Description
Poetry. Asian Studies. This book is not an attempt to grasp the "essence" of Chinese poetry, nor is it an endeavor to produce an over-polished version of English that claims aesthetic superiority over other works in the same field. It grapples rather with the nature of translation and poetry, and explores poetic issues from the perspective of translation and translation issues from the perspective of poetry. With its agenda hidden, translation is too often the handyman for the metaphysical, mystical, or universal notion of poetry. When emerging from obscurity, translation becomes an ally with poetic material and enacts the wordness of the words. This book strives to strengthen the alliance between translation and poetry.
"In this anthology of classic poetry from China, Yunte Huang transforms our sense of 'Chineseness' by replacing the Orientalized scenic and stylistic tropes of traditional translations with multilevel encounters with the Chinese language. In acknowledging the foreigness of its source texts, this collection reimagines the task of translation and the possibilities for crosscultural points of contacts, in the process changing the way we read Chinese poetry."—Charles Bernstein
Author Bio
Yunte Huang grew up in a small town in southeastern China, where at age eleven he began to learn English by secretly listening to Voice of America programs on a bettered transistor radio. After receiving his B.A. in English from Peking University, Yunte came to the United States in 1991, landing in Tuscaloosa, Alabama.
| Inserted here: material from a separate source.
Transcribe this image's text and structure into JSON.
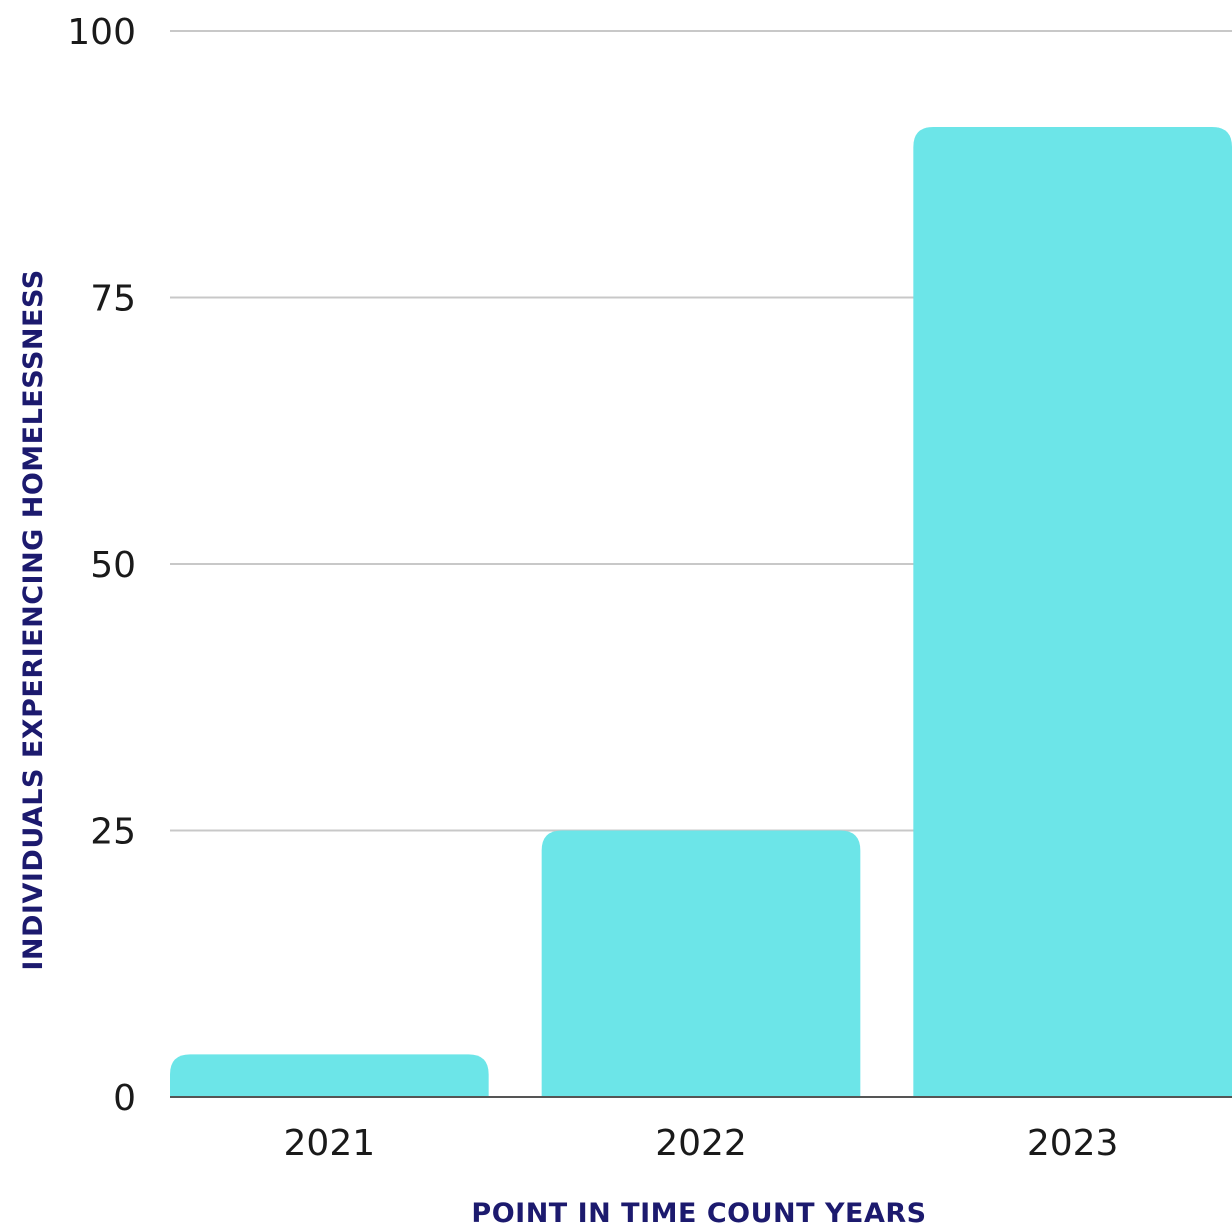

As a struggling Chinese restaurateur in the Deep South, he continued to study American literature, reading William Faulkner, Ezra Pound, and Emily Dickinson on the greasy kitchen floor.
In 1994, Yunte attended the Poetics Program in Buffalo, where, at an estate sale, he discovered the Charlie Chan novels. He was immediately hooked. After receiving his Ph.D. in 1999, he taught as an assistant professor of English at Harvard, where he began researching the story of the Chinese detective—both real and fictional—and the life of Earl Derr Biggers, a Harvard graduate who had authored the Chan novels.
Yunte Huang is currently a professor of English at the University of California, Santa Barbara.